一个常见的迁移旧应用或者旧接口的方式，就是逐步的替换它的实现。 Zuul代理是一种很有用的工具, 因为你可以使用这种方式处理所有客户端到旧接口的请求. 只是重定向了一些请求到新的接口.
zuul: routes: first: path: /first/** url: http://first.example.com second: path: /second/** url: forward:/second third: path: /third/** url: forward:/3rd legacy: path: /** url: http://legacy.example.com
In this example we are strangling the “legacy” app which is mapped to all requests that do not match one of the other patterns. Paths in /first/ have been extracted into a new service with an external URL. And paths in /second/ are forwarded so they can be handled locally, e.g. with a normal Spring @RequestMapping. Paths in /third/** are also forwarded, but with a different prefix (i.e. /third/foo is forwarded to /3rd/foo).
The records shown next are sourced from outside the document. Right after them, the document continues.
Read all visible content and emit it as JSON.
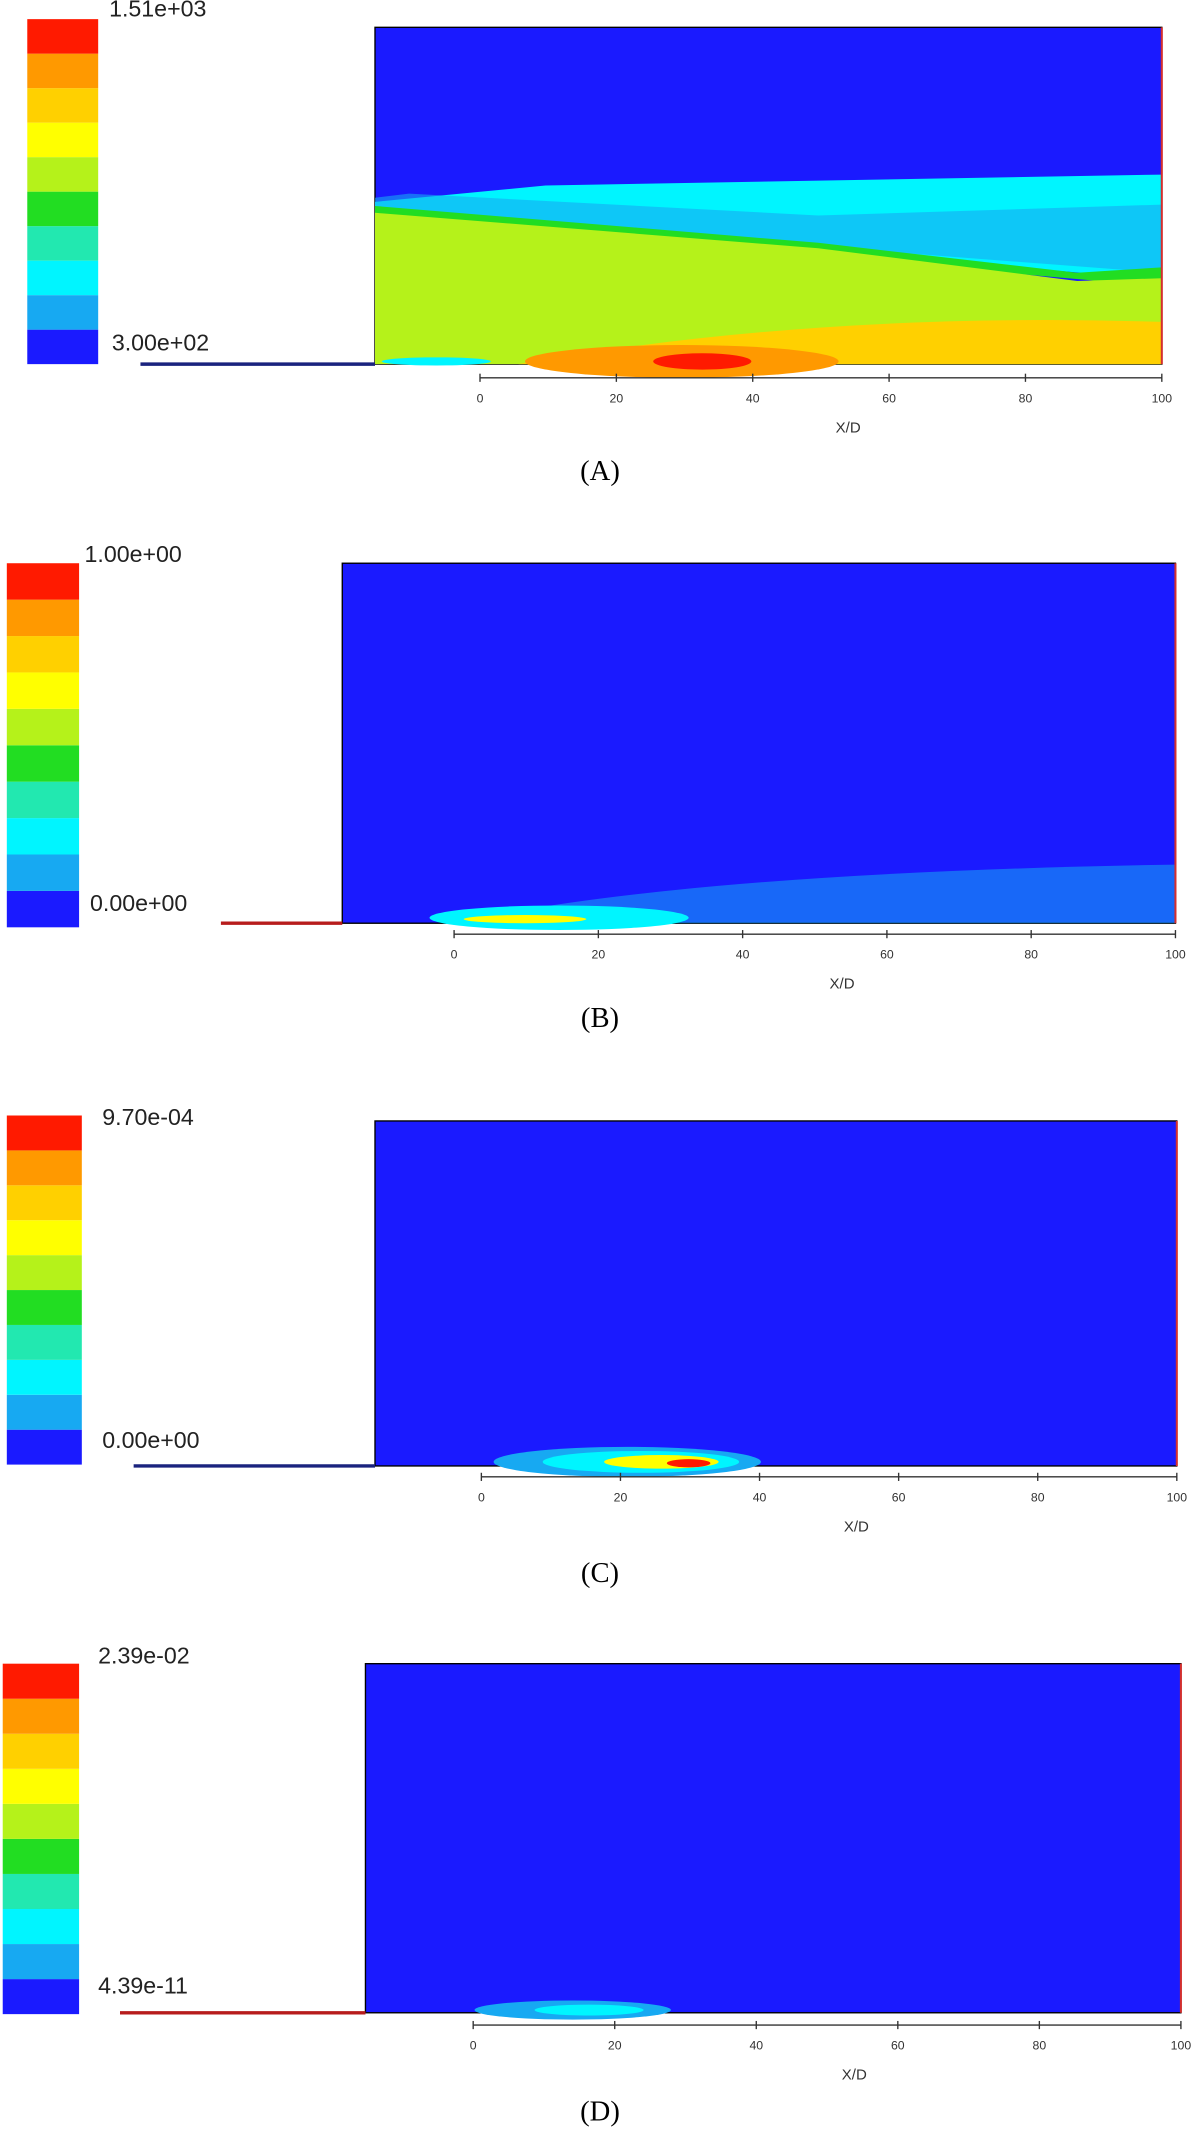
{
  "chart_data": [
    {
      "type": "contour",
      "caption": "(A)",
      "xlabel": "X/D",
      "xlim": [
        0,
        100
      ],
      "xticks": [
        0,
        20,
        40,
        60,
        80,
        100
      ],
      "colorbar_ticks": [
        {
          "value": 300,
          "label": "3.00e+02"
        },
        {
          "value": 1510,
          "label": "1.51e+03"
        }
      ],
      "colormap": [
        "#1a1aff",
        "#17a9f2",
        "#00f5ff",
        "#22e8b0",
        "#22dd22",
        "#b5f21a",
        "#ffff00",
        "#ffd000",
        "#ff9900",
        "#ff1a00"
      ]
    },
    {
      "type": "contour",
      "caption": "(B)",
      "xlabel": "X/D",
      "xlim": [
        0,
        100
      ],
      "xticks": [
        0,
        20,
        40,
        60,
        80,
        100
      ],
      "colorbar_ticks": [
        {
          "value": 0,
          "label": "0.00e+00"
        },
        {
          "value": 1,
          "label": "1.00e+00"
        }
      ],
      "colormap": [
        "#1a1aff",
        "#17a9f2",
        "#00f5ff",
        "#22e8b0",
        "#22dd22",
        "#b5f21a",
        "#ffff00",
        "#ffd000",
        "#ff9900",
        "#ff1a00"
      ]
    },
    {
      "type": "contour",
      "caption": "(C)",
      "xlabel": "X/D",
      "xlim": [
        0,
        100
      ],
      "xticks": [
        0,
        20,
        40,
        60,
        80,
        100
      ],
      "colorbar_ticks": [
        {
          "value": 0,
          "label": "0.00e+00"
        },
        {
          "value": 0.00097,
          "label": "9.70e-04"
        }
      ],
      "colormap": [
        "#1a1aff",
        "#17a9f2",
        "#00f5ff",
        "#22e8b0",
        "#22dd22",
        "#b5f21a",
        "#ffff00",
        "#ffd000",
        "#ff9900",
        "#ff1a00"
      ]
    },
    {
      "type": "contour",
      "caption": "(D)",
      "xlabel": "X/D",
      "xlim": [
        0,
        100
      ],
      "xticks": [
        0,
        20,
        40,
        60,
        80,
        100
      ],
      "colorbar_ticks": [
        4.39e-11,
        {
          "value": 0.0239,
          "label": "2.39e-02"
        }
      ],
      "colormap": [
        "#1a1aff",
        "#17a9f2",
        "#00f5ff",
        "#22e8b0",
        "#22dd22",
        "#b5f21a",
        "#ffff00",
        "#ffd000",
        "#ff9900",
        "#ff1a00"
      ]
    }
  ]
}
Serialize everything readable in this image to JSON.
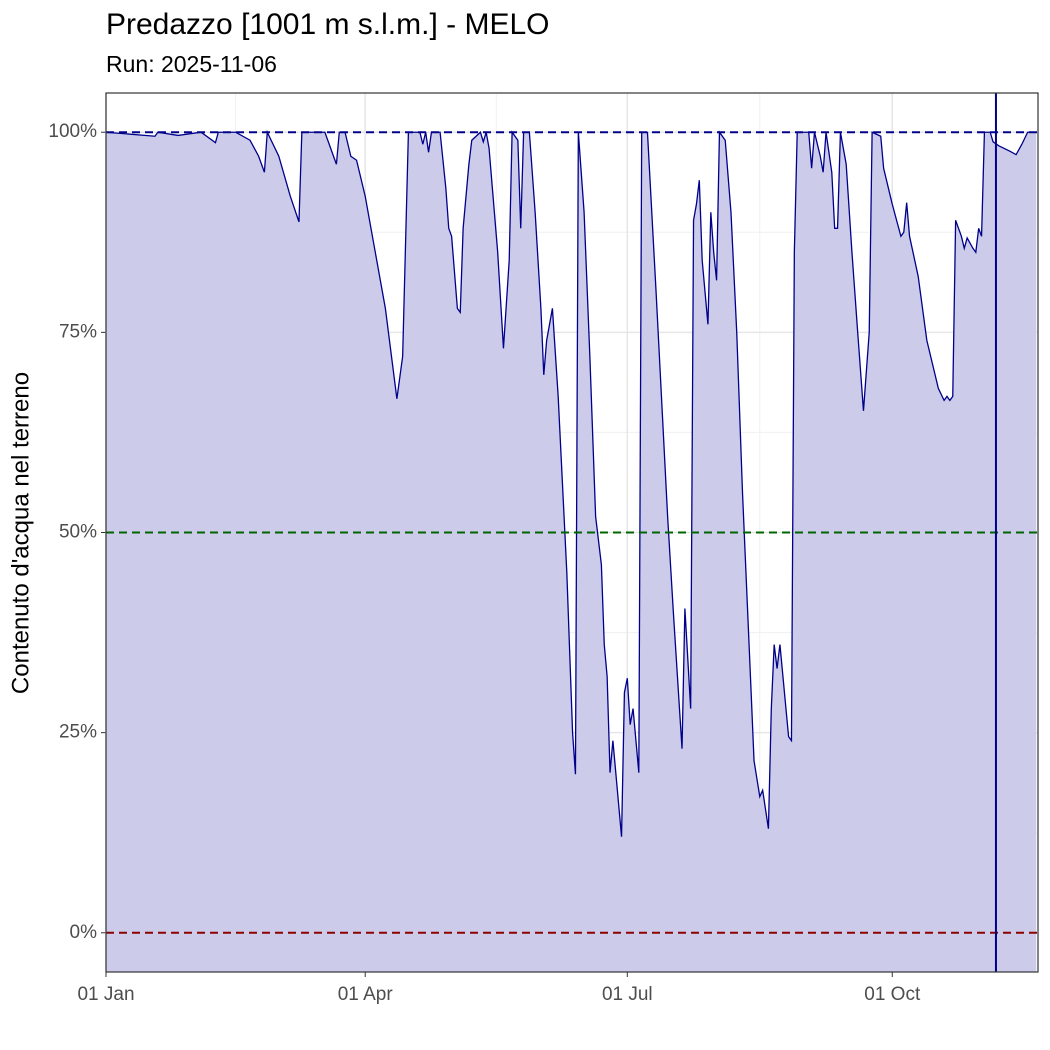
{
  "chart_data": {
    "type": "area",
    "title": "Predazzo [1001 m s.l.m.] - MELO",
    "subtitle": "Run: 2025-11-06",
    "ylabel": "Contenuto d'acqua nel terreno",
    "x": [
      0,
      17,
      18,
      25,
      33,
      38,
      39,
      45,
      50,
      53,
      55,
      56,
      60,
      64,
      67,
      68,
      76,
      78,
      80,
      81,
      83,
      85,
      87,
      90,
      93,
      97,
      101,
      103,
      105,
      109,
      110,
      111,
      112,
      113,
      116,
      118,
      119,
      120,
      122,
      123,
      124,
      126,
      127,
      130,
      131,
      132,
      133,
      136,
      138,
      140,
      141,
      143,
      144,
      145,
      147,
      149,
      151,
      152,
      153,
      154,
      155,
      157,
      160,
      162,
      163,
      164,
      166,
      168,
      170,
      172,
      173,
      174,
      175,
      176,
      179,
      180,
      181,
      182,
      183,
      185,
      186,
      188,
      191,
      193,
      195,
      197,
      200,
      201,
      203,
      204,
      205,
      206,
      207,
      209,
      210,
      211,
      212,
      213,
      215,
      217,
      219,
      221,
      224,
      225,
      227,
      228,
      230,
      231,
      232,
      233,
      234,
      237,
      238,
      239,
      240,
      244,
      245,
      246,
      248,
      249,
      250,
      252,
      253,
      254,
      255,
      257,
      259,
      261,
      263,
      265,
      266,
      269,
      270,
      273,
      276,
      277,
      278,
      279,
      282,
      285,
      289,
      291,
      292,
      293,
      294,
      295,
      297,
      298,
      299,
      301,
      302,
      303,
      304,
      305,
      307,
      308,
      310,
      314,
      316,
      318,
      320,
      323
    ],
    "values": [
      100,
      99.5,
      100,
      99.6,
      100,
      98.7,
      100,
      100,
      99,
      97,
      95,
      100,
      97,
      92,
      88.8,
      100,
      100,
      98,
      96,
      100,
      100,
      97,
      96.5,
      92,
      86,
      78,
      66.7,
      72,
      100,
      100,
      98.5,
      100,
      97.5,
      100,
      100,
      93,
      88,
      87,
      78,
      77.5,
      88,
      96,
      99,
      100,
      98.8,
      100,
      98,
      85,
      73,
      84,
      100,
      99,
      88,
      100,
      100,
      90,
      78,
      69.7,
      74,
      76,
      78,
      67,
      45,
      25,
      19.8,
      100,
      90,
      72,
      52,
      46,
      36,
      32,
      20,
      24,
      12,
      30,
      31.8,
      26,
      28,
      20,
      100,
      100,
      80,
      66,
      52,
      40,
      23,
      40.5,
      28,
      89,
      91,
      94,
      84,
      76,
      90,
      85,
      81.5,
      100,
      99,
      90,
      75,
      55,
      30,
      21.5,
      17,
      17.8,
      13,
      28,
      36,
      33,
      36,
      24.5,
      24,
      85,
      100,
      100,
      95.5,
      100,
      97,
      95,
      100,
      95,
      88,
      88,
      100,
      96,
      85,
      75,
      65.2,
      75,
      100,
      99.5,
      95.5,
      91,
      87,
      87.5,
      91.2,
      87,
      82,
      74,
      68,
      66.5,
      67,
      66.5,
      67,
      89,
      87,
      85.5,
      86.8,
      85.5,
      85,
      88,
      87,
      100,
      100,
      98.8,
      98.3,
      97.6,
      97.2,
      98.5,
      100,
      100
    ],
    "color": "#00008b",
    "fill": "#ccccea",
    "xlim": [
      0,
      323.6
    ],
    "xticks": [
      {
        "value": 0,
        "label": "01 Jan"
      },
      {
        "value": 90,
        "label": "01 Apr"
      },
      {
        "value": 181,
        "label": "01 Jul"
      },
      {
        "value": 273,
        "label": "01 Oct"
      }
    ],
    "ylim": [
      -4.9,
      104.9
    ],
    "yticks": [
      {
        "value": 0,
        "label": "0%"
      },
      {
        "value": 25,
        "label": "25%"
      },
      {
        "value": 50,
        "label": "50%"
      },
      {
        "value": 75,
        "label": "75%"
      },
      {
        "value": 100,
        "label": "100%"
      }
    ],
    "grid": true,
    "hlines": [
      {
        "value": 100,
        "color": "#00008b"
      },
      {
        "value": 50,
        "color": "#006400"
      },
      {
        "value": 0,
        "color": "#8b0000"
      }
    ],
    "vline": {
      "value": 309,
      "color": "#00008b"
    }
  }
}
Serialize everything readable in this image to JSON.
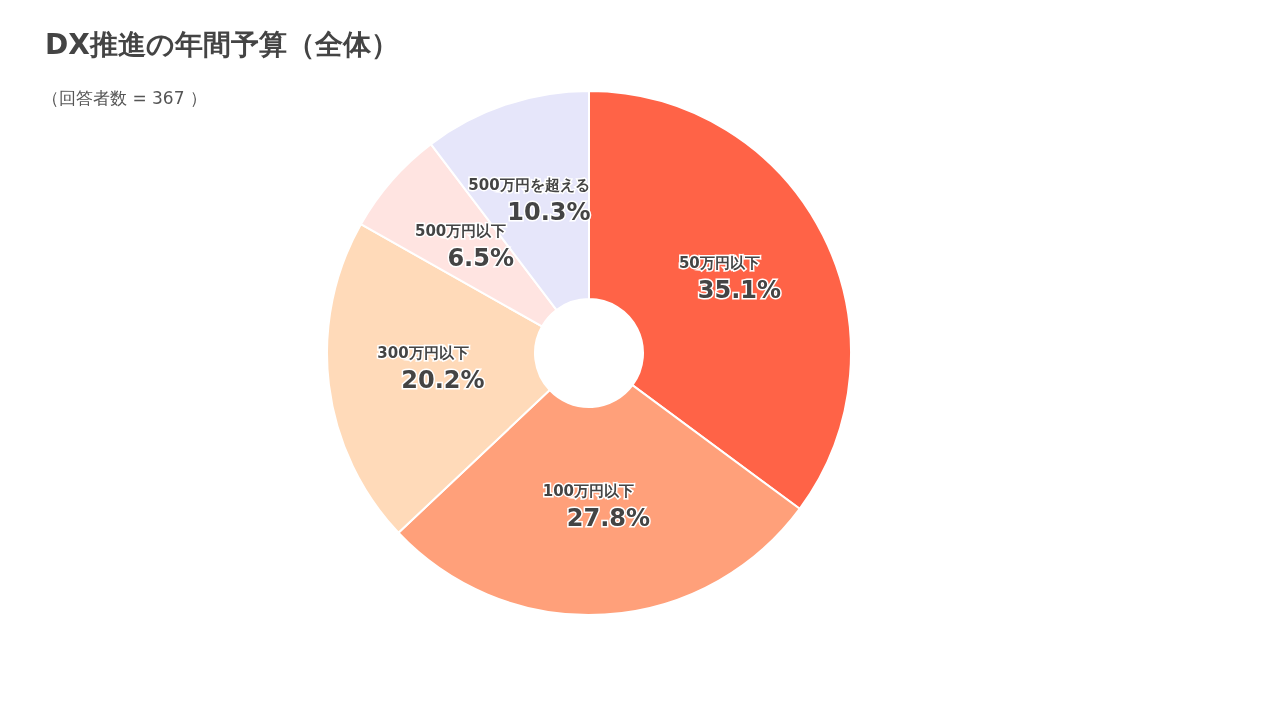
{
  "chart_data": {
    "type": "donut",
    "title": "DX推進の年間予算（全体）",
    "subtitle": "（回答者数 = 367 ）",
    "categories": [
      "50万円以下",
      "100万円以下",
      "300万円以下",
      "500万円以下",
      "500万円を超える"
    ],
    "values": [
      35.1,
      27.8,
      20.2,
      6.5,
      10.3
    ],
    "value_labels": [
      "35.1%",
      "27.8%",
      "20.2%",
      "6.5%",
      "10.3%"
    ],
    "colors": [
      "#ff6347",
      "#ffa07a",
      "#ffdab9",
      "#ffe4e1",
      "#e6e6fa"
    ]
  }
}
在这个例子中，我们替换了 “legacy” ，它映射到所有的请求，但是没有匹配到其他任何一个请求。路径 /first/ 指向了一个额外的URL. 并且路径 /second/ 是一个本地跳转. 比如, 带有Spring注解的 @RequestMapping . 路径 /third/** 也是一个本地跳转, 但是属于一个不同的前缀. (比如 /third/foo 跳转到 /3rd/foo )。
The ignored patterns aren’t completely ignored, they just aren’t handled by the proxy (so they are also effectively forwarded locally).